Traces of these chemicals can be found not only in our food but also in such as our clothing, even after washing, which has been linked to numerous health complications for both the consumers and people along the production.
Today it’s difficult to find somewhere where pesticides are not used.
From the bug spray under the kitchen sink to your clothes, beauty products, and crop dusting acres of farmland, our world is filled with pesticides.
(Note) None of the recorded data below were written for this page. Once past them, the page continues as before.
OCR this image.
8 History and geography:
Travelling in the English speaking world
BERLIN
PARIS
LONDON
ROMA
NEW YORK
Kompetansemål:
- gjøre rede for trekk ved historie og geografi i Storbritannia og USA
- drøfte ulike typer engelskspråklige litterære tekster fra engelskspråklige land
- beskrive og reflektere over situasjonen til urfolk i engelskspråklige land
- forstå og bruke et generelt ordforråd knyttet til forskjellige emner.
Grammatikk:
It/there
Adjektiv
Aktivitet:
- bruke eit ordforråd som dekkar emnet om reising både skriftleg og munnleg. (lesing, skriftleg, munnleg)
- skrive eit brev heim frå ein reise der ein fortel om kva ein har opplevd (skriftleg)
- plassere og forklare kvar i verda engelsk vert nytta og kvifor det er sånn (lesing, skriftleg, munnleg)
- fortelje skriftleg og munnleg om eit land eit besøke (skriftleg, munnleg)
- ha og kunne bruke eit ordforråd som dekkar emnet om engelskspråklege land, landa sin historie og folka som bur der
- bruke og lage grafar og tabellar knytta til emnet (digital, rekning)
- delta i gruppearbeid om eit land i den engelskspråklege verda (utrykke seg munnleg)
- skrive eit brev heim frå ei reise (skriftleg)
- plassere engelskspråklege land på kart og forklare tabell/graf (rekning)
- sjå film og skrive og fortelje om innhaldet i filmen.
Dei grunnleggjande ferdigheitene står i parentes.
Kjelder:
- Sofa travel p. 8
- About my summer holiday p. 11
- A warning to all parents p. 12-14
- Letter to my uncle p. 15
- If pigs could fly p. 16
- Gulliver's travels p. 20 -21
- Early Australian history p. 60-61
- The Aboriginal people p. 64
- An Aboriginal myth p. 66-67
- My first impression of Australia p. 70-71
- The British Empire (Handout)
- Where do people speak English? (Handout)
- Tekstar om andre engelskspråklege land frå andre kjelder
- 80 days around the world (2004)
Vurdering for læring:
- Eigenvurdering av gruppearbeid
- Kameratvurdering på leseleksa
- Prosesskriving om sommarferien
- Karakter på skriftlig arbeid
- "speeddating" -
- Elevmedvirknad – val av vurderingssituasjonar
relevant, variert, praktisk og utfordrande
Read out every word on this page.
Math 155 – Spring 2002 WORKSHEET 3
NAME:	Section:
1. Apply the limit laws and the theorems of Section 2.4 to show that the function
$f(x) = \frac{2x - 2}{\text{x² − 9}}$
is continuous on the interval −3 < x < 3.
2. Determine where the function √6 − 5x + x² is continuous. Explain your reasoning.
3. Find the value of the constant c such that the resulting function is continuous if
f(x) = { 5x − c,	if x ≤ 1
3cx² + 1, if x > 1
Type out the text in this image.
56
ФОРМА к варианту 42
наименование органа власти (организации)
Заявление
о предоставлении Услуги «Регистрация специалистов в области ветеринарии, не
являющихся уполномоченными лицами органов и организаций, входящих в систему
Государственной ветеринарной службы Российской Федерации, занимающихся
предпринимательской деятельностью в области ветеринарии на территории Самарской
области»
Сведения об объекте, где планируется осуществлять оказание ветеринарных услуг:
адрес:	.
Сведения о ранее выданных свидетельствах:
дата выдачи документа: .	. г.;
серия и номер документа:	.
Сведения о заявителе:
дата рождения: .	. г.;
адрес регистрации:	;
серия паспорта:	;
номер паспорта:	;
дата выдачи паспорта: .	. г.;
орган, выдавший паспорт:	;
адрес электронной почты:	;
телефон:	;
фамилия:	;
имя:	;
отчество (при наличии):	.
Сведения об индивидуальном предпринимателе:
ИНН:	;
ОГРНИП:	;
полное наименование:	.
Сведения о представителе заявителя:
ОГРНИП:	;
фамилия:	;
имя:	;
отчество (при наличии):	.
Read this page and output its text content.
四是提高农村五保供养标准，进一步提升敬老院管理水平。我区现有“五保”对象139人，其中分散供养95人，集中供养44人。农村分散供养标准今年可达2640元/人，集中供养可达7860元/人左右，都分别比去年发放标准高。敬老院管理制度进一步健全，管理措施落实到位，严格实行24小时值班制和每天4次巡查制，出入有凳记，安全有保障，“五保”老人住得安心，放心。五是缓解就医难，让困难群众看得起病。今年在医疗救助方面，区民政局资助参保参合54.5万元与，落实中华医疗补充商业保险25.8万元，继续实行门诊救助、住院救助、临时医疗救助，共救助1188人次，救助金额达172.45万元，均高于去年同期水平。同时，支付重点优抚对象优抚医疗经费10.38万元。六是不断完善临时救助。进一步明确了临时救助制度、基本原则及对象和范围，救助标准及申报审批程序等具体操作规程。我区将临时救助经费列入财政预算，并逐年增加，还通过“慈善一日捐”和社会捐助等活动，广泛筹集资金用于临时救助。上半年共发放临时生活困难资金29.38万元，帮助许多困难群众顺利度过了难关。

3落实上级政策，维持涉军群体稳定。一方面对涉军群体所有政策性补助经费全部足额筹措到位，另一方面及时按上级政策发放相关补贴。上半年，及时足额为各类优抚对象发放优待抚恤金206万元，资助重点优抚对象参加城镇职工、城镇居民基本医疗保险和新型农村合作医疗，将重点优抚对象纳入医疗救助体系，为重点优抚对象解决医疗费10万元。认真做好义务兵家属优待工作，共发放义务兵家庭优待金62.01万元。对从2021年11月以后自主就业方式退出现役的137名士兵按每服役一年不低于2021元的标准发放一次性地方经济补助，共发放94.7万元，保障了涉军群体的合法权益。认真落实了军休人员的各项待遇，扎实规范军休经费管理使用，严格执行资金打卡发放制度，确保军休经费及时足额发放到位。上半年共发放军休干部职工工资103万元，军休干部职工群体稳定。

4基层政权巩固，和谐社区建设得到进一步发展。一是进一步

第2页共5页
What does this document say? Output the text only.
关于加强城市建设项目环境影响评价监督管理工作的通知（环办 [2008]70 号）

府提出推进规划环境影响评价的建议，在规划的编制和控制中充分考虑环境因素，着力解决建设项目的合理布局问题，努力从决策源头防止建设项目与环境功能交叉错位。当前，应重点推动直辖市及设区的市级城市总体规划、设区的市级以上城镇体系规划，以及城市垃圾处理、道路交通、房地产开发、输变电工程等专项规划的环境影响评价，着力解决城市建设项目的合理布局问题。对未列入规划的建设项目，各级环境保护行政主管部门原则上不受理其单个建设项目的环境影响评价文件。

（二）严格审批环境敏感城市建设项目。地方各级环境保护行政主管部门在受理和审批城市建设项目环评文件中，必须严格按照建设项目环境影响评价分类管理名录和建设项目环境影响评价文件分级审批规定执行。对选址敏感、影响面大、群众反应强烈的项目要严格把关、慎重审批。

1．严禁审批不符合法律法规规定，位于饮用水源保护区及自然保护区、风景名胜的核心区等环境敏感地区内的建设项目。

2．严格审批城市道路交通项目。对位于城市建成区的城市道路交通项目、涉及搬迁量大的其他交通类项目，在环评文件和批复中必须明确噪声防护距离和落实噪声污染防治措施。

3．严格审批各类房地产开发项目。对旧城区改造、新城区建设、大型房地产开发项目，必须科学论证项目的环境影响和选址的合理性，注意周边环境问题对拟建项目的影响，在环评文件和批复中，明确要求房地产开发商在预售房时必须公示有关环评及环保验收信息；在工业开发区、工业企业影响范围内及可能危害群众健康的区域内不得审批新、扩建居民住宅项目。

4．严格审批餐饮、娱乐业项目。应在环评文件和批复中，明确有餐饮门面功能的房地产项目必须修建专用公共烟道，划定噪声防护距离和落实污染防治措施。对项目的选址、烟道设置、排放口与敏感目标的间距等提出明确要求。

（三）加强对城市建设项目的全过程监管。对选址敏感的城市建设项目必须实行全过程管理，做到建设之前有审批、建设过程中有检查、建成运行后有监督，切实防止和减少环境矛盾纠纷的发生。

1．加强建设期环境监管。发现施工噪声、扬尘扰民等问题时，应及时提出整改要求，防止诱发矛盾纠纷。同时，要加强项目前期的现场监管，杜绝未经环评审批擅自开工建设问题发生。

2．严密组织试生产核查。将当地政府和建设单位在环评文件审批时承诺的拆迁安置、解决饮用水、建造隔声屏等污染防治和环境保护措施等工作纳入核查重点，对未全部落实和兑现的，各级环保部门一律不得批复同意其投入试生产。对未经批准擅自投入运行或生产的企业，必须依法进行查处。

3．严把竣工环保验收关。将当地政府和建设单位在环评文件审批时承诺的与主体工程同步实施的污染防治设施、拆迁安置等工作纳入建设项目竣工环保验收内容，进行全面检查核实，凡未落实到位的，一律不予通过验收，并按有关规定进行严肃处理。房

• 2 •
In addition, pesticides can be found in the air we breathe, the food we eat, our soil and the water we drink.
Not only is it harmful to humans, but it can also damage agricultural land by harming beneficial insect species, soil microorganisms, and worms which naturally limit pest populations and maintain soil health.
The pesticides are weakening the plant root system and immune system, reducing the concentration of essential plant nutrients in the soil such as nitrogen and phosphorous.
By avoiding pesticides, you have to choose organic products, this way you are looking after your own health and wellbeing, along with our planet and animals.
Living more consciously is like eating healthy: it’s not sustainable having only salads for 4 days and then munching on junk food for the next three days.
You need to work on it every day, you need to find your balance – what works for you?
Maybe a local veg box scheme, eat less and better quality meat, find brands you value, less packaging, bring your own reusable coffee cup to your local café.
Knowledge has always been powerful, so make sure you educate yourself. Do your own research, and don’t believe everything people say – good or bad.
Don’t be afraid to ask questions, look into brand websites and check out their ethical commitments and research well.
The more you know, the safer you feel about your decisions as well. There is also a few handy apps that can make your shopping easier, such as “Buycott”, “Healthy Living” and “Food Scores”.